(This rant has been rated APPROVED for nerds who like to complain about movie theatre conditions.)
Reader, I went to see a movie over the weekend, and before it I saw a trailer for a film that shall remain nameless.* It was an entirely blameless trailer for 90 seconds, during which it sketched an arc, introduced some characters, and looked pretty. Then, just as it was ending, it didn’t, and instead went on for another baffling minute, entirely switching gears and throwing the audience into utter confusion. This, many people find, is an increasingly common experience: trailers are becoming too long, giving away too much and stuffing in too many extraneous and confusing elements.
Well, in good news for those of us who care, that may start changing, with the news (via THR) that the National Association of Theatre Owners (NATO, but not that NATO, which will only get involved if the situation really goes downhill) has issued a set of voluntary guidelines for its theatres, limiting trailers to two minutes long. Two minutes was the standard run-time for a trailer until pretty recently, but over the past few years blockbusters have pushed it into the 2:30 range and beyond, allowing for more plot details and, usually, a dislocated and confusing quip at the very end that doesn’t actually make sense to anyone who hasn’t yet seen the movie.
NATO says that from October, theaters can choose to impose this limit and ask for shorter trailers: each distributor will be allowed two exceptions annually, if they choose to use them, so don’t expect the absolute mega-blockbusters to necessarily abide by these rules. Indeed, distributors could yet wreck them altogether by not playing nice with the theaters, but they had significant input in the planning stages so hopefully everyone’s on board.

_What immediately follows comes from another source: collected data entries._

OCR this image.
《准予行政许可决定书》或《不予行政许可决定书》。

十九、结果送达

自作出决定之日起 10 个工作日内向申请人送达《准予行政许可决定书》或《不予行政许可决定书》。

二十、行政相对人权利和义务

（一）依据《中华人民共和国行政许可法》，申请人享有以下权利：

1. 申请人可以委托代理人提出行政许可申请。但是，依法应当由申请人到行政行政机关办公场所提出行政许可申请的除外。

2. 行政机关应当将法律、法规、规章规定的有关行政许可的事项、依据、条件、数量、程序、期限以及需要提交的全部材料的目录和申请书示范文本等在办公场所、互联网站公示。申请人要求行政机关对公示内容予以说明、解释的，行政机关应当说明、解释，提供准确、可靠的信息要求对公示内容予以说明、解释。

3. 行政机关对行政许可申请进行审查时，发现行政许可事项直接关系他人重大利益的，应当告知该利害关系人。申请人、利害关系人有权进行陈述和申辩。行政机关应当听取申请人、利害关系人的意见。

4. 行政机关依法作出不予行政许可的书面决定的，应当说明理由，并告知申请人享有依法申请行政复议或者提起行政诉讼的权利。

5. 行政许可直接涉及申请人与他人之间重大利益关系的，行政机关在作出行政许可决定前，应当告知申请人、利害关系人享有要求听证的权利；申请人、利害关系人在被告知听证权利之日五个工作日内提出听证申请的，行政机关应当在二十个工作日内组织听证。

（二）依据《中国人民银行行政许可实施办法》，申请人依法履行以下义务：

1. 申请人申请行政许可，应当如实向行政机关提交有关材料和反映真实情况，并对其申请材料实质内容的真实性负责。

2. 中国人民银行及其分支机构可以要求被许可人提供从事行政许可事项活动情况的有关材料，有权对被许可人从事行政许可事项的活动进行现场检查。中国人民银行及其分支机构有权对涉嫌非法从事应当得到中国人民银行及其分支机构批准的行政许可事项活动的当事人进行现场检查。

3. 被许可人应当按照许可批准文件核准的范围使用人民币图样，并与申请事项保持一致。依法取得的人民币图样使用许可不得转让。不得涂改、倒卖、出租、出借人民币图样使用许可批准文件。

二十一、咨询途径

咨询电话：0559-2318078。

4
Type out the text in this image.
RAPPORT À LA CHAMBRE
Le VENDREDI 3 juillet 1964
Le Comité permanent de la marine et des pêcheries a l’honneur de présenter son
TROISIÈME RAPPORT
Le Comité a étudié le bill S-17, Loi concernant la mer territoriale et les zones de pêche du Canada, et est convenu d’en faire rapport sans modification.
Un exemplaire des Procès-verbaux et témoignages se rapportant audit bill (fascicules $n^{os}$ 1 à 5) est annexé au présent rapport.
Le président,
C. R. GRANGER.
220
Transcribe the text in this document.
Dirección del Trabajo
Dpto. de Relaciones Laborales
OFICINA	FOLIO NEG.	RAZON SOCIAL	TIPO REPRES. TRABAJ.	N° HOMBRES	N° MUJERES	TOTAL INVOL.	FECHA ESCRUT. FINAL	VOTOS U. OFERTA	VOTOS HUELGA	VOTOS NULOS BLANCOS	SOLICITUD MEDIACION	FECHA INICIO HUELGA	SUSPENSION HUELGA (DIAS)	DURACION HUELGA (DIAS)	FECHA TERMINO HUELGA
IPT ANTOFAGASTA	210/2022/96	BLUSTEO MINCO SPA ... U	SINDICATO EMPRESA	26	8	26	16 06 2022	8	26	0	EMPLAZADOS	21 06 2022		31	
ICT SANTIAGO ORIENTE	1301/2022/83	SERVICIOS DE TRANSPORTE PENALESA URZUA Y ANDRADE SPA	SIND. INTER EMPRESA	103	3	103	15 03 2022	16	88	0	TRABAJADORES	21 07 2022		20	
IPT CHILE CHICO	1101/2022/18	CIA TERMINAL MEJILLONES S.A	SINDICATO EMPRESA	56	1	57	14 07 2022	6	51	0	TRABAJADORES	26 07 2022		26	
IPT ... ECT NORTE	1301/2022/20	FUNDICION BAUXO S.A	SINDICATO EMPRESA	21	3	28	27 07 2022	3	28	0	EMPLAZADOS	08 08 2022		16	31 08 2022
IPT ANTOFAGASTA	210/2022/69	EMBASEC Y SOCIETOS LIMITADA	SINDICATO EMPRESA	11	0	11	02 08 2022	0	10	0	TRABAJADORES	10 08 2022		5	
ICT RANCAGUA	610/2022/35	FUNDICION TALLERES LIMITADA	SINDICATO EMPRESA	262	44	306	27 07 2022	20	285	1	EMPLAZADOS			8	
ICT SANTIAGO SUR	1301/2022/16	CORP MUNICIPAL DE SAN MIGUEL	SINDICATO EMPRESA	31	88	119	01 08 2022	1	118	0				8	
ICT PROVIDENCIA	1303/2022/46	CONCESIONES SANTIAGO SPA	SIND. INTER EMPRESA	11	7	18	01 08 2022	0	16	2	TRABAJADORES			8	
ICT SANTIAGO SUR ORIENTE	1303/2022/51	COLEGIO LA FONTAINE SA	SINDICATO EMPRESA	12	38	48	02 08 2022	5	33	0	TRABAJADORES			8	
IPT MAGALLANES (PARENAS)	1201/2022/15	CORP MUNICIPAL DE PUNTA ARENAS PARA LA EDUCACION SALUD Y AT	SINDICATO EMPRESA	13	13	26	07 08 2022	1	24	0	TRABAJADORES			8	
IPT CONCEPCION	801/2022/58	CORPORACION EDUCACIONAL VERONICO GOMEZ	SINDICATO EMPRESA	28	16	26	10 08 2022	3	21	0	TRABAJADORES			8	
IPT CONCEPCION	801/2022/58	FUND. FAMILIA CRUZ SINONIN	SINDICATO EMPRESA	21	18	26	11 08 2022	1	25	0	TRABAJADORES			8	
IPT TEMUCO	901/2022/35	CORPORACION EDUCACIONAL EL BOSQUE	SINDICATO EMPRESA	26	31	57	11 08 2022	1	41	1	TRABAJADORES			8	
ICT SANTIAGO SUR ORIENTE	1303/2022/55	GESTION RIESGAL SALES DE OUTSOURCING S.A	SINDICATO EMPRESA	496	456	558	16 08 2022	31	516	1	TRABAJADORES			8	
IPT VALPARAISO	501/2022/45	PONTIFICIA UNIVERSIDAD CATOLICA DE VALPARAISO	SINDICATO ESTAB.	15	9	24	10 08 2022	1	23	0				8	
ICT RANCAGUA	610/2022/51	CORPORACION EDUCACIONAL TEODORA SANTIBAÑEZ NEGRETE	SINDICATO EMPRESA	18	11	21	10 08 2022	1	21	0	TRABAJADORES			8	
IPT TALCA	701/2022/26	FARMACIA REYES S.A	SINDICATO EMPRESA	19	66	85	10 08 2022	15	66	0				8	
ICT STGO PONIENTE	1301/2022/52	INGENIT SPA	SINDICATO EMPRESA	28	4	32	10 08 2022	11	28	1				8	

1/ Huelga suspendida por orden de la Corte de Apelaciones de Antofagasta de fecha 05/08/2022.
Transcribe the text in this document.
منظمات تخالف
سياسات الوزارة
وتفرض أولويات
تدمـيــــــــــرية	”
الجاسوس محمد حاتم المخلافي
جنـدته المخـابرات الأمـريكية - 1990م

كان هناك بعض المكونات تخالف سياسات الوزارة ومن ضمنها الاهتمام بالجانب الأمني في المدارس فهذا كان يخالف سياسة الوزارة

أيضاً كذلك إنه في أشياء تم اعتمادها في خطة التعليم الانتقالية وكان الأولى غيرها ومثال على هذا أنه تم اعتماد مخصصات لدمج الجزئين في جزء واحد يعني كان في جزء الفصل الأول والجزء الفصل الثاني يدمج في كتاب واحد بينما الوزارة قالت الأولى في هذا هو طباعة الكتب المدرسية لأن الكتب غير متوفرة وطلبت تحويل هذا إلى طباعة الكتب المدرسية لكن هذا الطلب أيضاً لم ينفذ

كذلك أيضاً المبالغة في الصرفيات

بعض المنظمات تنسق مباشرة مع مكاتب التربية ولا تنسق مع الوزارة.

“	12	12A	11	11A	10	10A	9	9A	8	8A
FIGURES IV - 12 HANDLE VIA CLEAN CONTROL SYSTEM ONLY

The guidelines also regulate how long before a release date trailers can appear, setting it at five months, which is also something that’s been slipping, and it will be nice to not have to see teasers for Christmas movies in May (but again, exceptions will apply). Assuming it all holds together, though, this looks like a good move. One more thing they should look at, though. Is it just me, or did it used to be that you had a good few seconds of blackness between each trailer, to cleanse the palate? Now, they blend near-seamlessly into each other, and you can’t readjust to each one in time. Get on it, NATO.
*Fine, it was “A Winter’s Tale.” Can anyone tell me what the hell that was all about?